Misra received the Alcoa Foundation Distinguished Engineering Research Award, made to a senior faculty member for research achievements over a period of at least five years at NC State. Escuti was awarded the Alcoa Foundation Engineering Research Achievement Award, intended to recognize young faculty who have accomplished outstanding research achievements during the preceding three years.
Misra is a world-renowned expert in the area of advanced CMOS materials and devices, nanoelectronics for memory and logic, organic solar cells, wide bandgap power devices, and bioelectronics. Her contribution to the exploration and development of advanced gate electrodes for high-k gated CMOS transistors is unmatched by researchers at any other university. She has developed a methodology for determining effective work functions of metal gates deposited on high-k gate dielectrics, which has been adapted and widely used in the gate stack community. Prior to her focus on the gate electrodes, Misra made valuable contributions to advanced gate dielectrics. Having expertise in both advanced gate dielectrics and advanced gate electrodes is a powerful combination that has served her well in this critical juncture when the semiconductor industry is making an extraordinary transition to adapt new materials for the gate stack.
During the past five years, Misra has authored 94 reviewed journal papers and 48 conference papers and given 35 invited talks. She has also graduated 11 PhD students and received several million dollars to support her research activities during this time. Her many honors include the NC State Alumni Research Award, the NSF Presidential Early CAREER Award for Scientists and Engineers, and the Alcoa Foundation Engineering Research Achievement Award. Misra received her PhD in electrical engineering from NC State in 1995 and joined the faculty in 1998.
Escuti’s work developing new polarization gratings, as well as devices and applications based on them, has been extremely influential at the international level. His groundbreaking work has shown how these polarization gratings, with the improvement he has made in them, can solve problems in optics that many had thought unsolvable. This work is widely viewed as having changed the way industry views non-mechanical laser beam scanning. Escuti is commercializing his research through several industrial partnerships, including a promising start-up company, ImagineOptix, that has already prototyped a miniature, highly efficient projection display that has the potential to revolutionize displays on hand-held and mobile devices.
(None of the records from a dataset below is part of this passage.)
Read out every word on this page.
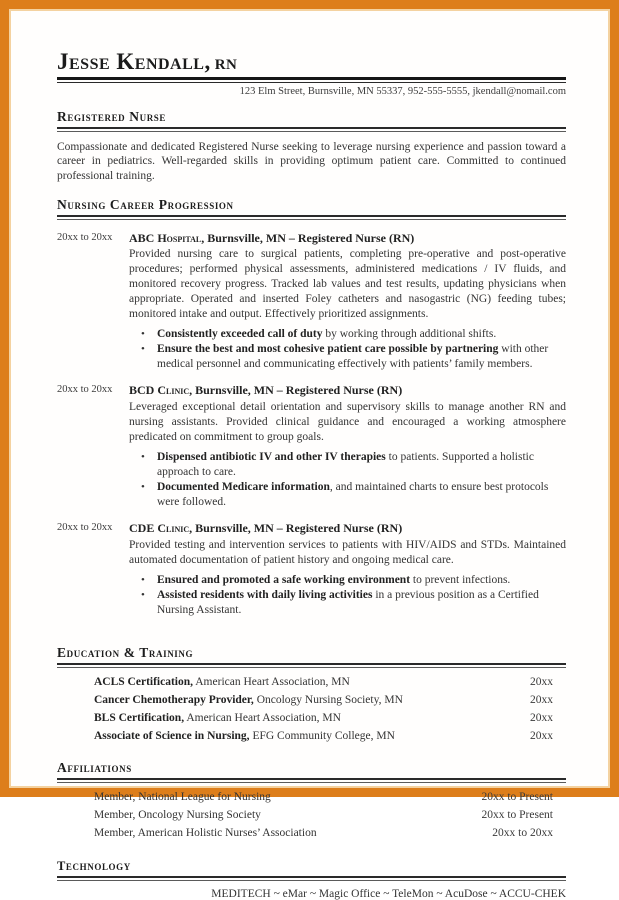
Jesse Kendall, RN
123 Elm Street, Burnsville, MN 55337, 952-555-5555, jkendall@nomail.com
Registered Nurse

Compassionate and dedicated Registered Nurse seeking to leverage nursing experience and passion toward a career in pediatrics. Well-regarded skills in providing optimum patient care. Committed to continued professional training.

Nursing Career Progression
20xx to 20xx	ABC Hospital, Burnsville, MN – Registered Nurse (RN)
Provided nursing care to surgical patients, completing pre-operative and post-operative procedures; performed physical assessments, administered medications / IV fluids, and monitored recovery progress. Tracked lab values and test results, updating physicians when appropriate. Operated and inserted Foley catheters and nasogastric (NG) feeding tubes; monitored intake and output. Effectively prioritized assignments.
• Consistently exceeded call of duty by working through additional shifts.
• Ensure the best and most cohesive patient care possible by partnering with other medical personnel and communicating effectively with patients’ family members.
20xx to 20xx	BCD Clinic, Burnsville, MN – Registered Nurse (RN)
Leveraged exceptional detail orientation and supervisory skills to manage another RN and nursing assistants. Provided clinical guidance and encouraged a working atmosphere predicated on commitment to group goals.
• Dispensed antibiotic IV and other IV therapies to patients. Supported a holistic approach to care.
• Documented Medicare information, and maintained charts to ensure best protocols were followed.
20xx to 20xx	CDE Clinic, Burnsville, MN – Registered Nurse (RN)
Provided testing and intervention services to patients with HIV/AIDS and STDs. Maintained automated documentation of patient history and ongoing medical care.
• Ensured and promoted a safe working environment to prevent infections.
• Assisted residents with daily living activities in a previous position as a Certified Nursing Assistant.
Education & Training
ACLS Certification, American Heart Association, MN	20xx
Cancer Chemotherapy Provider, Oncology Nursing Society, MN	20xx
BLS Certification, American Heart Association, MN	20xx
Associate of Science in Nursing, EFG Community College, MN	20xx
Affiliations
Member, National League for Nursing	20xx to Present
Member, Oncology Nursing Society	20xx to Present
Member, American Holistic Nurses’ Association	20xx to 20xx
Technology
MEDITECH ~ eMar ~ Magic Office ~ TeleMon ~ AcuDose ~ ACCU-CHEK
Escuti’s research has resulted in 28 journal publications, 49 refereed conference proceedings, a National Science Foundation CAREER Award, three awarded patents and seven pending patents. He has also received $4.3 million in external research funding from the National Science Foundation, NASA, Raytheon and many other public and private sources. Escuti also mentors graduate students and directs the work of undergraduate researchers. He received his PhD in electrical engineering from Brown University in 2002 and joined the faculty at NC State in 2004.